Ironically, Lewis ― vice president and chief medical officer with Ballad Health, a regional health system that serves patients throughout northeast Tennessee, southwest Virginia, northwest North Carolina and southeast Kentucky ― likely was exposed to SARS-CoV-2 during a meeting in mid-March that was convened to discuss how to prevent coronavirus from spreading in the medical center.
Lewis received positive test results for coronavirus on March 30 and found himself, briefly, a patient in his own Tennessee hospital, Greeneville Community Hospital, subject to isolation protocols he helped implement. He was subsequently transferred to the COVID-19 wing at Johnson City Medical Center, where he had once been a medical student. He stayed for more than a month, including 10 days on a ventilator.
“It’s easy to get wrapped up in work, and the work we do as family physicians is incredibly important because a lot of folks rely on us,” said Lewis, who has five children ages 8 to 18. “Yet, you have to make time for yourself and family. Realizing the peril I was in with COVID, the danger it put me in ― truly fighting for my life ― helped give me perspective on what’s really important.
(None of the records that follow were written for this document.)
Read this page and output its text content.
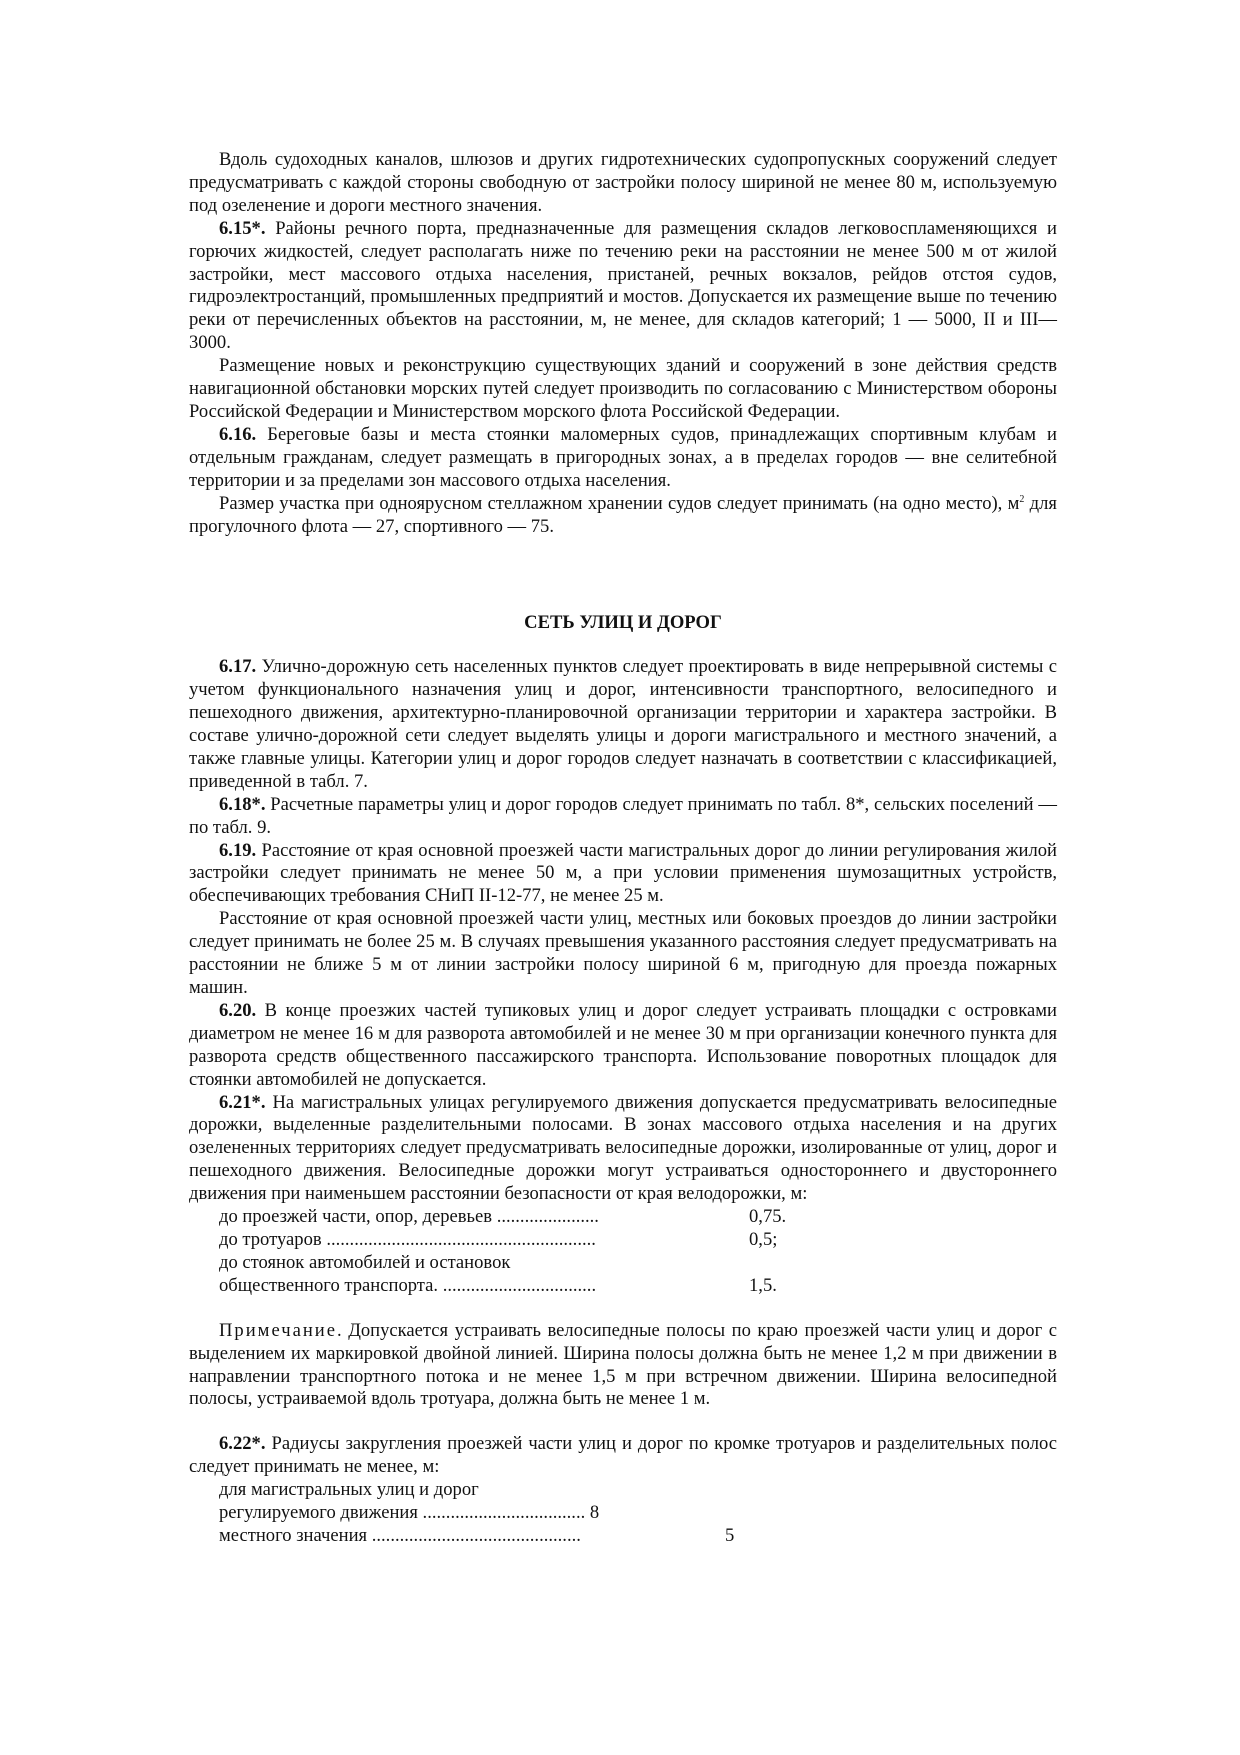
Вдоль судоходных каналов, шлюзов и других гидротехнических судопропускных сооружений следует предусматривать с каждой стороны свободную от застройки полосу шириной не менее 80 м, используемую под озеленение и дороги местного значения.

6.15*. Районы речного порта, предназначенные для размещения складов легковоспламеняющихся и горючих жидкостей, следует располагать ниже по течению реки на расстоянии не менее 500 м от жилой застройки, мест массового отдыха населения, пристаней, речных вокзалов, рейдов отстоя судов, гидроэлектростанций, промышленных предприятий и мостов. Допускается их размещение выше по течению реки от перечисленных объектов на расстоянии, м, не менее, для складов категорий; 1 — 5000, II и III— 3000.

Размещение новых и реконструкцию существующих зданий и сооружений в зоне действия средств навигационной обстановки морских путей следует производить по согласованию с Министерством обороны Российской Федерации и Министерством морского флота Российской Федерации.

6.16. Береговые базы и места стоянки маломерных судов, принадлежащих спортивным клубам и отдельным гражданам, следует размещать в пригородных зонах, а в пределах городов — вне селитебной территории и за пределами зон массового отдыха населения.

Размер участка при одноярусном стеллажном хранении судов следует принимать (на одно место), $м^2$ для прогулочного флота — 27, спортивного — 75.

СЕТЬ УЛИЦ И ДОРОГ

6.17. Улично-дорожную сеть населенных пунктов следует проектировать в виде непрерывной системы с учетом функционального назначения улиц и дорог, интенсивности транспортного, велосипедного и пешеходного движения, архитектурно-планировочной организации территории и характера застройки. В составе улично-дорожной сети следует выделять улицы и дороги магистрального и местного значений, а также главные улицы. Категории улиц и дорог городов следует назначать в соответствии с классификацией, приведенной в табл. 7.

6.18*. Расчетные параметры улиц и дорог городов следует принимать по табл. 8*, сельских поселений — по табл. 9.

6.19. Расстояние от края основной проезжей части магистральных дорог до линии регулирования жилой застройки следует принимать не менее 50 м, а при условии применения шумозащитных устройств, обеспечивающих требования СНиП II-12-77, не менее 25 м.

Расстояние от края основной проезжей части улиц, местных или боковых проездов до линии застройки следует принимать не более 25 м. В случаях превышения указанного расстояния следует предусматривать на расстоянии не ближе 5 м от линии застройки полосу шириной 6 м, пригодную для проезда пожарных машин.

6.20. В конце проезжих частей тупиковых улиц и дорог следует устраивать площадки с островками диаметром не менее 16 м для разворота автомобилей и не менее 30 м при организации конечного пункта для разворота средств общественного пассажирского транспорта. Использование поворотных площадок для стоянки автомобилей не допускается.

6.21*. На магистральных улицах регулируемого движения допускается предусматривать велосипедные дорожки, выделенные разделительными полосами. В зонах массового отдыха населения и на других озелененных территориях следует предусматривать велосипедные дорожки, изолированные от улиц, дорог и пешеходного движения. Велосипедные дорожки могут устраиваться одностороннего и двустороннего движения при наименьшем расстоянии безопасности от края велодорожки, м:

до проезжей части, опор, деревьев ......................	0,75.
до тротуаров ..........................................................	0,5;
до стоянок автомобилей и остановок
общественного транспорта. .................................	1,5.

Примечание. Допускается устраивать велосипедные полосы по краю проезжей части улиц и дорог с выделением их маркировкой двойной линией. Ширина полосы должна быть не менее 1,2 м при движении в направлении транспортного потока и не менее 1,5 м при встречном движении. Ширина велосипедной полосы, устраиваемой вдоль тротуара, должна быть не менее 1 м.

6.22*. Радиусы закругления проезжей части улиц и дорог по кромке тротуаров и разделительных полос следует принимать не менее, м:

для магистральных улиц и дорог
регулируемого движения ................................... 8
местного значения .............................................	5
I’ve tried to keep my priorities in order and maintain my health and relationships with family better than I had done previously.”
Lewis’ near-death experience at age 42 also got the attention of the community he has served for more than a decade.
“I’ve received multiple comments and calls from people who said they were taking the virus seriously where they had not before I got sick,” he said. “They saw what I went through. That helped initially with social distancing and mask-wearing. It’s also helped with vaccinations to some extent. My experience made me more effective regarding COVID than I would have been otherwise.”
Lewis will share more about his experience when he speaks July 30 during the virtual National Conference of Family Medicine Residents and Medical Students.
“The message I really want students and residents to hear is about the power of their voices and advocacy efforts,” said Lewis, who has served as a student delegate to the AAFP’s Congress of Delegates, resident chair of National Conference and resident member of the Academy’s Board of Directors. “People are looking for trusted sources of information.
“As a family physician involved in my community, I had a broad reach. My own patients, their families and even members of the community at large who don’t see me for their medical care would listen to my opinions and perspectives, and I think we had great influence. I think the advocacy students, residents and family physicians can do can be far-reaching and important.”
And that’s not limited to COVID-19.
“There are other issues facing us in this country, and we need their voices and advocacy,” Lewis said. “I want them to understand what a platform a family medicine career gives them in reaching out to others and being a trusted source of information.”
Lewis said family physicians can be that trusted source not only for patients, the public and media, but also for policymakers.
“It’s important that students and residents understand advocacy can begin at the local level,” said Lewis, who is president of the Tennessee AFP and that chapter’s alternate delegate to the COD, as well as a member of the AAFP’s Commission on Education and the Academy’s Work Group on Rural Health. “It’s important to form relations in communities with local elected officials and be a resource for them, especially in a specialized field like health care. It’s a different world than they are used to. You can have a lot of influence at the state and local level.”